Regardless of what Fionn was up to, Davey had to stay focused, because he also had a wee scheme under way—a plan to nail his exams, then get his results, then book his train ticket out—a one-way escape! After that he would stroll the Dublin streets every day as opposed to these dilapidated country roads; would join a few societies, gather up a few pals, see the Dublin girls. The Dublin lads. He would perfect his Latin and his Ancient Greek and finally find a language that matched his thoughts and turned his ideas into beautiful poetry.
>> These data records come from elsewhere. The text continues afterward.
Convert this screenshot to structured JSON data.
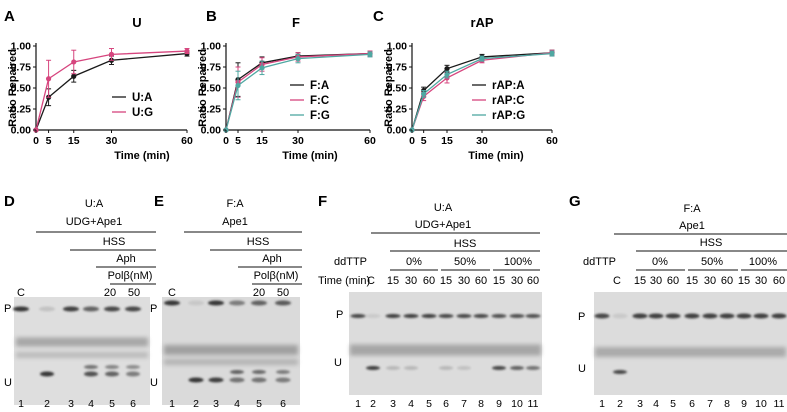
{
  "colors": {
    "black": "#1a1a1a",
    "pink": "#d6457e",
    "teal": "#4fa8a2",
    "gelBg": "#dcdcdc",
    "band": "#3a3a3a"
  },
  "chart_data": [
    {
      "panel": "A",
      "type": "line",
      "title": "U",
      "xlabel": "Time (min)",
      "ylabel": "Ratio Repaired",
      "xticks": [
        "0",
        "5",
        "15",
        "30",
        "60"
      ],
      "yticks": [
        "0.00",
        "0.25",
        "0.50",
        "0.75",
        "1.00"
      ],
      "xlim": [
        0,
        60
      ],
      "ylim": [
        0,
        1.0
      ],
      "x": [
        0,
        5,
        15,
        30,
        60
      ],
      "series": [
        {
          "name": "U:A",
          "values": [
            0,
            0.39,
            0.64,
            0.83,
            0.91
          ],
          "err": [
            0,
            0.1,
            0.07,
            0.05,
            0.03
          ],
          "color": "#1a1a1a"
        },
        {
          "name": "U:G",
          "values": [
            0,
            0.61,
            0.81,
            0.9,
            0.94
          ],
          "err": [
            0,
            0.22,
            0.14,
            0.07,
            0.03
          ],
          "color": "#d6457e"
        }
      ]
    },
    {
      "panel": "B",
      "type": "line",
      "title": "F",
      "xlabel": "Time (min)",
      "ylabel": "Ratio Repaired",
      "xticks": [
        "0",
        "5",
        "15",
        "30",
        "60"
      ],
      "yticks": [
        "0.00",
        "0.25",
        "0.50",
        "0.75",
        "1.00"
      ],
      "xlim": [
        0,
        60
      ],
      "ylim": [
        0,
        1.0
      ],
      "x": [
        0,
        5,
        15,
        30,
        60
      ],
      "series": [
        {
          "name": "F:A",
          "values": [
            0,
            0.6,
            0.8,
            0.88,
            0.91
          ],
          "err": [
            0,
            0.2,
            0.07,
            0.04,
            0.03
          ],
          "color": "#1a1a1a"
        },
        {
          "name": "F:C",
          "values": [
            0,
            0.57,
            0.78,
            0.87,
            0.91
          ],
          "err": [
            0,
            0.18,
            0.08,
            0.05,
            0.03
          ],
          "color": "#d6457e"
        },
        {
          "name": "F:G",
          "values": [
            0,
            0.53,
            0.74,
            0.85,
            0.9
          ],
          "err": [
            0,
            0.17,
            0.08,
            0.05,
            0.03
          ],
          "color": "#4fa8a2"
        }
      ]
    },
    {
      "panel": "C",
      "type": "line",
      "title": "rAP",
      "xlabel": "Time (min)",
      "ylabel": "Ratio Repaired",
      "xticks": [
        "0",
        "5",
        "15",
        "30",
        "60"
      ],
      "yticks": [
        "0.00",
        "0.25",
        "0.50",
        "0.75",
        "1.00"
      ],
      "xlim": [
        0,
        60
      ],
      "ylim": [
        0,
        1.0
      ],
      "x": [
        0,
        5,
        15,
        30,
        60
      ],
      "series": [
        {
          "name": "rAP:A",
          "values": [
            0,
            0.47,
            0.73,
            0.87,
            0.92
          ],
          "err": [
            0,
            0.04,
            0.04,
            0.03,
            0.03
          ],
          "color": "#1a1a1a"
        },
        {
          "name": "rAP:C",
          "values": [
            0,
            0.4,
            0.62,
            0.83,
            0.92
          ],
          "err": [
            0,
            0.05,
            0.06,
            0.03,
            0.03
          ],
          "color": "#d6457e"
        },
        {
          "name": "rAP:G",
          "values": [
            0,
            0.43,
            0.66,
            0.85,
            0.91
          ],
          "err": [
            0,
            0.04,
            0.04,
            0.03,
            0.03
          ],
          "color": "#4fa8a2"
        }
      ]
    }
  ],
  "gels": {
    "D": {
      "letter": "D",
      "substrate": "U:A",
      "enzyme": "UDG+Ape1",
      "hss": "HSS",
      "aph": "Aph",
      "polb": "Polβ(nM)",
      "conc1": "20",
      "conc2": "50",
      "label_c": "C",
      "label_p": "P",
      "label_u": "U",
      "lanes": [
        "1",
        "2",
        "3",
        "4",
        "5",
        "6"
      ]
    },
    "E": {
      "letter": "E",
      "substrate": "F:A",
      "enzyme": "Ape1",
      "hss": "HSS",
      "aph": "Aph",
      "polb": "Polβ(nM)",
      "conc1": "20",
      "conc2": "50",
      "label_c": "C",
      "label_p": "P",
      "label_u": "U",
      "lanes": [
        "1",
        "2",
        "3",
        "4",
        "5",
        "6"
      ]
    },
    "F": {
      "letter": "F",
      "substrate": "U:A",
      "enzyme": "UDG+Ape1",
      "hss": "HSS",
      "ddttp": "ddTTP",
      "pct": [
        "0%",
        "50%",
        "100%"
      ],
      "time_label": "Time (min)",
      "label_c": "C",
      "times": [
        "15",
        "30",
        "60",
        "15",
        "30",
        "60",
        "15",
        "30",
        "60"
      ],
      "label_p": "P",
      "label_u": "U",
      "lanes": [
        "1",
        "2",
        "3",
        "4",
        "5",
        "6",
        "7",
        "8",
        "9",
        "10",
        "11"
      ]
    },
    "G": {
      "letter": "G",
      "substrate": "F:A",
      "enzyme": "Ape1",
      "hss": "HSS",
      "ddttp": "ddTTP",
      "pct": [
        "0%",
        "50%",
        "100%"
      ],
      "label_c": "C",
      "times": [
        "15",
        "30",
        "60",
        "15",
        "30",
        "60",
        "15",
        "30",
        "60"
      ],
      "label_p": "P",
      "label_u": "U",
      "lanes": [
        "1",
        "2",
        "3",
        "4",
        "5",
        "6",
        "7",
        "8",
        "9",
        "10",
        "11"
      ]
    }
  }
}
But even as he conjured it, the dream didn’t take. Because who on earth was he codding? He was only an eejit with an empty notebook and a thousand notions and never a clue how to make them come true. From some dark branch above, an owl called him out. Davey thought of ancient augurs who could read signs in the organs of beasts, like the shape of a liver or a kidney that might mean love or the coming of a death.